Bookstore in Brooklyn, New York

Troubled Sleep is a Brooklyn independent bookstore in Park Slope. Founded in 2022, it sells new and used books in various genres with an emphasis on literary fiction. It also buys used books.

== History ==
Troubled Sleep was established in the Park Slope neighborhood by a group of local booksellers known for opening Book Thug Nation in 2009 and other bookstores. It opened in August of 2022 on 129 Sixth Avenue, taking up the ground floor of a three-story building that was previously leased to a pet store. An individual involved with building the bookstore cited Enzo Mari's Autoprogettazione as an influence for its design.

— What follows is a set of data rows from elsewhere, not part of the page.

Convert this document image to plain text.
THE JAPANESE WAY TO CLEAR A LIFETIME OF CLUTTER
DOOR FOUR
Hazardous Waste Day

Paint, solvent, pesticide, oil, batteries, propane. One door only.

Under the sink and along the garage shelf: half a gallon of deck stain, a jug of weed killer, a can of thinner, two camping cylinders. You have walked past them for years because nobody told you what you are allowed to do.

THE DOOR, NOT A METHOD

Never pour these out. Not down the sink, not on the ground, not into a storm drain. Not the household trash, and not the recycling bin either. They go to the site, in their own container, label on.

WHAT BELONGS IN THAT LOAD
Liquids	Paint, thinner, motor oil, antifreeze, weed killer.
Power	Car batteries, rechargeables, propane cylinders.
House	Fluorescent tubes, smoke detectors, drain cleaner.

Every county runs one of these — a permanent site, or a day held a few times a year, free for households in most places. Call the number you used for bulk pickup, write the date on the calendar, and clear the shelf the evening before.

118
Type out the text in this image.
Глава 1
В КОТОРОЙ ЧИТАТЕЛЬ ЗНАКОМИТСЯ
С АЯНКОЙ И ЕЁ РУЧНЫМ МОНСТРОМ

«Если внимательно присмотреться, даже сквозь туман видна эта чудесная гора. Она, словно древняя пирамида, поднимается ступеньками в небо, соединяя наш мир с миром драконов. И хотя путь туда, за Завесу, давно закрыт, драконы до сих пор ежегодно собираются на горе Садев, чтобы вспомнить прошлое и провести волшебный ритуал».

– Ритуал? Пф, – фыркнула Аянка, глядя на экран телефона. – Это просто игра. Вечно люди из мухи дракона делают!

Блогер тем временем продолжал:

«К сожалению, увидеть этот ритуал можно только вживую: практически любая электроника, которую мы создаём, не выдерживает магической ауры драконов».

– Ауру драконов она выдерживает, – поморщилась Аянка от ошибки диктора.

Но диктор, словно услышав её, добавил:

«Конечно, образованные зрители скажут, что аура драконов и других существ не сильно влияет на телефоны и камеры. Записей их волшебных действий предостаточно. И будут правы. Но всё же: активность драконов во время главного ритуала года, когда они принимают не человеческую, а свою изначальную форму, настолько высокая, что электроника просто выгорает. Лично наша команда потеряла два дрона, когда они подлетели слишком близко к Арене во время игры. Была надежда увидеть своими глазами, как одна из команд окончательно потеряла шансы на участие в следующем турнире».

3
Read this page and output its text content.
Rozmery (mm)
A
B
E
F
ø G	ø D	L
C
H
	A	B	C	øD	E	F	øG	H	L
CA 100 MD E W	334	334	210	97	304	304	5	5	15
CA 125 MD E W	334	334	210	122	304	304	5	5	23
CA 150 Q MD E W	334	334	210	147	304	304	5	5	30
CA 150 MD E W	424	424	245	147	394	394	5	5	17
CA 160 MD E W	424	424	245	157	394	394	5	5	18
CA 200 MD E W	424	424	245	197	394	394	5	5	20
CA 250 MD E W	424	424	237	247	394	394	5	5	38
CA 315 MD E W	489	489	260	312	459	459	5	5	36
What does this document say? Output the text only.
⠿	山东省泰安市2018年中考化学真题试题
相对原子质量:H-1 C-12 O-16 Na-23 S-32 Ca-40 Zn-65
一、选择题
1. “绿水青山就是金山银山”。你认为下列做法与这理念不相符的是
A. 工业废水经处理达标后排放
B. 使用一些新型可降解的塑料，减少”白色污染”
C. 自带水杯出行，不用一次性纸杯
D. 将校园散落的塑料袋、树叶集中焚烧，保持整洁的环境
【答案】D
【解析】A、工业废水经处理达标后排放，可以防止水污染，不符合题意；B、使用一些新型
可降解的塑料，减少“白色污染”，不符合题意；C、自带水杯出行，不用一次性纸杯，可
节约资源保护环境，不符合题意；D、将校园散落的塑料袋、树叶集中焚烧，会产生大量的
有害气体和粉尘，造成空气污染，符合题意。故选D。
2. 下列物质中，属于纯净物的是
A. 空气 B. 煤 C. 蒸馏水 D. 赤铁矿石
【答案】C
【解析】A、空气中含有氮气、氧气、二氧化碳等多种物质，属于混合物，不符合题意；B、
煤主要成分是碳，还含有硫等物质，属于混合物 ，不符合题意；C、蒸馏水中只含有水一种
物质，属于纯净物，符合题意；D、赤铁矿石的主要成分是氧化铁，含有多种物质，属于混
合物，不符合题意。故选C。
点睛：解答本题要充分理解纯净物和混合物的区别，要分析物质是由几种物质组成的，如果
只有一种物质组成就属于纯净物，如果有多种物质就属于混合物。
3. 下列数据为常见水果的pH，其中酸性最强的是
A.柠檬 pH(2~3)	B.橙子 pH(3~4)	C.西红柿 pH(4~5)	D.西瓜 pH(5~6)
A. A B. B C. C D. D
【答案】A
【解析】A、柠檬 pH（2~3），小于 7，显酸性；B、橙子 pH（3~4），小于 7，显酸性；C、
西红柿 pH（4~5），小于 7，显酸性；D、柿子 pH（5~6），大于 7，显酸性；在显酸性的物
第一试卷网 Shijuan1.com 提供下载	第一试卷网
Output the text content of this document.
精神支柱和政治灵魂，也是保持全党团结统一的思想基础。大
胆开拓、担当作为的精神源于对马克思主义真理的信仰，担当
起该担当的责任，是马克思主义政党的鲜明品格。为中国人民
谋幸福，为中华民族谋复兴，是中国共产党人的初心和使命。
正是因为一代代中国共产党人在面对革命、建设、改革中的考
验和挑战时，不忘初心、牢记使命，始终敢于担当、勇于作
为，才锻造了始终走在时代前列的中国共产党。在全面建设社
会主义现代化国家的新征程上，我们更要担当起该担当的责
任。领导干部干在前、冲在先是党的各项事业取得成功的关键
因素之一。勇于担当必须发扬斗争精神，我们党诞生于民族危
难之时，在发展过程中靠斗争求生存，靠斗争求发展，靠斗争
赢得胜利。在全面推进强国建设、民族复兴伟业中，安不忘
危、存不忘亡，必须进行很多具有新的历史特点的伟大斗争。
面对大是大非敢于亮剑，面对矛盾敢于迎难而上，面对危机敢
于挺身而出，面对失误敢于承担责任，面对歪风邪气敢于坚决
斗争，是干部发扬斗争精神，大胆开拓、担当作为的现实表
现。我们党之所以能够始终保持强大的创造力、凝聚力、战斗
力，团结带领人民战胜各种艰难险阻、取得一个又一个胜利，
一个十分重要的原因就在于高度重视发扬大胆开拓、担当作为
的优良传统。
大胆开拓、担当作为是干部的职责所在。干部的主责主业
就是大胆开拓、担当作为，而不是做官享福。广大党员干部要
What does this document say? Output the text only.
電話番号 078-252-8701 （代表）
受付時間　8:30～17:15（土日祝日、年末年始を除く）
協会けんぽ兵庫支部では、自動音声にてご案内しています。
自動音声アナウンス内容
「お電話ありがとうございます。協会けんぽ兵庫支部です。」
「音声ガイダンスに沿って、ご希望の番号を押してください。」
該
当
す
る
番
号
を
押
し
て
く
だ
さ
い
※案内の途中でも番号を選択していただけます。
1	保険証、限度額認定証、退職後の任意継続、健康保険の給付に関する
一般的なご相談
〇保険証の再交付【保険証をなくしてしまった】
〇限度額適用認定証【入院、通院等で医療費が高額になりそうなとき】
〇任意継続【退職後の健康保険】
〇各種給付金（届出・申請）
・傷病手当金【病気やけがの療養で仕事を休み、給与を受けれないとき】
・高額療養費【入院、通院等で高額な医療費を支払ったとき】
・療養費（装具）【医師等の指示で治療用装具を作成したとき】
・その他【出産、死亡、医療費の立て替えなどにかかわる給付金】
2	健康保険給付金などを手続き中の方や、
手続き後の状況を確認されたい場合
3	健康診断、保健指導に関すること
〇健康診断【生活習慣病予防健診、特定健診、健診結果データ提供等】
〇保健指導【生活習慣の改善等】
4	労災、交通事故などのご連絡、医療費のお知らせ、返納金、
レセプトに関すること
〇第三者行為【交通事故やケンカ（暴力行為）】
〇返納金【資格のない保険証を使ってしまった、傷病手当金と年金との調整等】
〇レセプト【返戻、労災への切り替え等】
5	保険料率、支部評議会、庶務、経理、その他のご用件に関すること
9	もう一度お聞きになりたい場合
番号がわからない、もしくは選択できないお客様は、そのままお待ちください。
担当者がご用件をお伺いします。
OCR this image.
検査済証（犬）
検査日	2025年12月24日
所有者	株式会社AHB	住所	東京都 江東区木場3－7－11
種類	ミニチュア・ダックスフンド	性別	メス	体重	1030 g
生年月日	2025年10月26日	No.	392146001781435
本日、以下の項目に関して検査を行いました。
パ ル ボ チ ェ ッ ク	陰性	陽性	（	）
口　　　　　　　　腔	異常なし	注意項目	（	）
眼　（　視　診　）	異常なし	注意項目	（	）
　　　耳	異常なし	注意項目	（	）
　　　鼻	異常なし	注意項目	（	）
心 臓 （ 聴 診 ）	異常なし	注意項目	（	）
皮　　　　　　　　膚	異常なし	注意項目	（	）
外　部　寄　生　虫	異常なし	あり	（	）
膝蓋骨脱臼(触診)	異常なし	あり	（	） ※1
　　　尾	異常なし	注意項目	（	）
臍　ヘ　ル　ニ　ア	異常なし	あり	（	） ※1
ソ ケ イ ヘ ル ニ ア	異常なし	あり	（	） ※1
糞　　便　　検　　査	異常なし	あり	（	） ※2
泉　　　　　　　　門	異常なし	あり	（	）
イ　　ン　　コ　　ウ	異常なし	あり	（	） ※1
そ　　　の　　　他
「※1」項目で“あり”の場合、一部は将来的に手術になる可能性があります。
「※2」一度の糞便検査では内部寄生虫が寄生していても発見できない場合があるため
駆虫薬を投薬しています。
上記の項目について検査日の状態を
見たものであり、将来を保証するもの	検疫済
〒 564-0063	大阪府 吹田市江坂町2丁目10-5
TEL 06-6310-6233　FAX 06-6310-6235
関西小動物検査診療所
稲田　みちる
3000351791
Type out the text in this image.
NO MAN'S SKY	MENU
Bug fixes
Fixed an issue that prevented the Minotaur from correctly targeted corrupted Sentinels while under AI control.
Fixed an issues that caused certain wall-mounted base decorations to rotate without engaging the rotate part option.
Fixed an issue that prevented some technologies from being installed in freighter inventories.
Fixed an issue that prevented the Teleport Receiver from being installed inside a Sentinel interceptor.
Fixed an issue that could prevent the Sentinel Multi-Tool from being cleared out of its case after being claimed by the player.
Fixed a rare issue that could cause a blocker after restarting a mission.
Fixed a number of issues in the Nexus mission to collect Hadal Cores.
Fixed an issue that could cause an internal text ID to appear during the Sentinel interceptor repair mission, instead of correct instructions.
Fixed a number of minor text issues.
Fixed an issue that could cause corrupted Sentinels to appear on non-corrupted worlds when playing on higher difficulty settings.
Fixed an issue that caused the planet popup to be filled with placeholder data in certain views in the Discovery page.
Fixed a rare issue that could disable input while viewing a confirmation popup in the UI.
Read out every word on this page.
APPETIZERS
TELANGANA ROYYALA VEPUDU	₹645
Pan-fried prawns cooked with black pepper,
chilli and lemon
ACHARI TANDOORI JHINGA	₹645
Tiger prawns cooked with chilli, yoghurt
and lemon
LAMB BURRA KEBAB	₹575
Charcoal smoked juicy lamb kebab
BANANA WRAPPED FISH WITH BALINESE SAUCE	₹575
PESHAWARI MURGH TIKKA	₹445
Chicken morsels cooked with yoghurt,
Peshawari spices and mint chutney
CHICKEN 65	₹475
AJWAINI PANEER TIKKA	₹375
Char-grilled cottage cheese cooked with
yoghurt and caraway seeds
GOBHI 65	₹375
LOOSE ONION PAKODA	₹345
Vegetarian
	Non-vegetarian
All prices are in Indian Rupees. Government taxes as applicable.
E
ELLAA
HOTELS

The bookstore is co-owned by a collective of creatives who also run Book Thug Nation, Human Relations, and Codex. Artist and organizer, Josh MacPhee designed the logo.

== Name ==
Despite the bookstore sharing the same name as Troubled Sleep, a 1949 novel by Jean-Paul Sartre, co-owner and manager Alex Brooks said that "none of us have read it and it was not the inspiration for the name." "Dead Souls", after Nikolai Gogol's novel of that name, was also considered for the bookstore's name per Brook's recommendation, but it was turned down as to not offend a nearby church.

== In the media ==
Troubled Sleep has been recommended by numerous publications. Washington Square News mentioned it in a list for Independent Bookstore Day in 2023. Passerby listed it as a favorite for a piece on secondhand bookstores in New York City. Brownstoner recommended it for Small Business Saturday in November of 2022.